Recently, the Supreme Court released its ruling on the matter, with a majority opinion written by Chief Justice John Roberts. Many pundits predicted that parts of the law would be struck down, and the item of largest interest was the individual mandate requiring all individuals to have health care coverage – or be financially penalized.
In the end, though, only the provision that allowed the federal government to sanction states over a failure to participate in Medicaid expansion was deemed unconstitutional. All other parts of the law were upheld, including the mandate penalties. Chief Justice Roberts wrote that these penalties constitute a tax and that Congress is well within its rights when it comes to taxing authority.
So, What Does this Tax Entail?
For those who have some time of health coverage already, this doesn’t change a whole lot (except for higher-income earners, who will see an increase in Medicare taxes) in terms of taxation. If you have coverage, you don’t have to pay the penalty. If you don’t have coverage, though, you might have to pay a penalty, starting in 2014.

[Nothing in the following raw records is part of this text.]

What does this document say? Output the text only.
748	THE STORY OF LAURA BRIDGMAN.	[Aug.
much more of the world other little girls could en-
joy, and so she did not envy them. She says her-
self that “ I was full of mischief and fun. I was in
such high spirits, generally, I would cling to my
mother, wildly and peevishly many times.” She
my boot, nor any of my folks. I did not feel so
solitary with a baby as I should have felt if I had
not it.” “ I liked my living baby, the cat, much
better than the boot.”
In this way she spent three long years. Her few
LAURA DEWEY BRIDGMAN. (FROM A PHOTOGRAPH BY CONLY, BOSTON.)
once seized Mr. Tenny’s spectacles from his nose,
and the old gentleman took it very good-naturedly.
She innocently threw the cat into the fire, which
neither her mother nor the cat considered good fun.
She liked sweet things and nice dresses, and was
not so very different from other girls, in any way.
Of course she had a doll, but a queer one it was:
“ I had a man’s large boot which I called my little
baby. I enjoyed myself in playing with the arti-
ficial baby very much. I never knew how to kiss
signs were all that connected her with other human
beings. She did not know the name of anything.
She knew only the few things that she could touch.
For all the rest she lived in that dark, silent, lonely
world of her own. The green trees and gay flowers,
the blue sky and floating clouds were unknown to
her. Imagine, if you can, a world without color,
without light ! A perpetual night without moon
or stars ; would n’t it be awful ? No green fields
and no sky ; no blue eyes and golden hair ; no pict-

Originally, the penalty isn’t very onerous. The penalty is figured based on how many months during the year you are uninsured. If you are uninsured less than three months of the year, you won’t be assessed a penalty. Additionally, the penalties have caps. In 2014 the cap is $285 per family ($95 for a single adult), or 1% of income, whichever is greater. In 2015, the cap rises to $975 ($325 for singles), or 2% of income. In 2016, the cap will be $2,075 ($625), or 2.5% of income.
Some families and singles are likely to weigh the penalty against the cost of insurance and decide it’s cheaper to just be uninsured and pay the penalty. In fact, the Congressional Budget Office estimates that about four million people will just pay the penalty. This is very practical as well since you can buy insurance once you get a major illness since insurance companies cannot discriminate against those with “preexisting conditions.”
You will begin a receiving form, much like a 1099 form, from your insurance provider in 2014, verifying that you have the required minimum health coverage. You will send that form in with your tax return. If you don’t have the form, the IRS will send you a letter requesting proof of insurance, or that you pay the penalty. Failure to pay the penalty, though, will not result in any criminal charges, nor will it result in tax levies or liens against your property. For the most part, the only recourse the IRS will have in getting the money if you don’t pay the penalty is to hold part or all of your income tax refund.
You can read about some of the other taxes with the PPACA we detailed out last year.
Are Some People Exempt from the Penalty?
As you might expect, there are some exemptions to the penalty. First of all, the members of some religions won’t be required to buy health insurance – or pay the penalty for noncompliance.
Additionally, there is an income test as well. The PPACA comes with subsidies for those who can’t afford insurance premiums. However, if, after federal subsidies and the employer contribution, your premiums would still exceed 8% of your income, you can be exempt from the requirement and the penalty.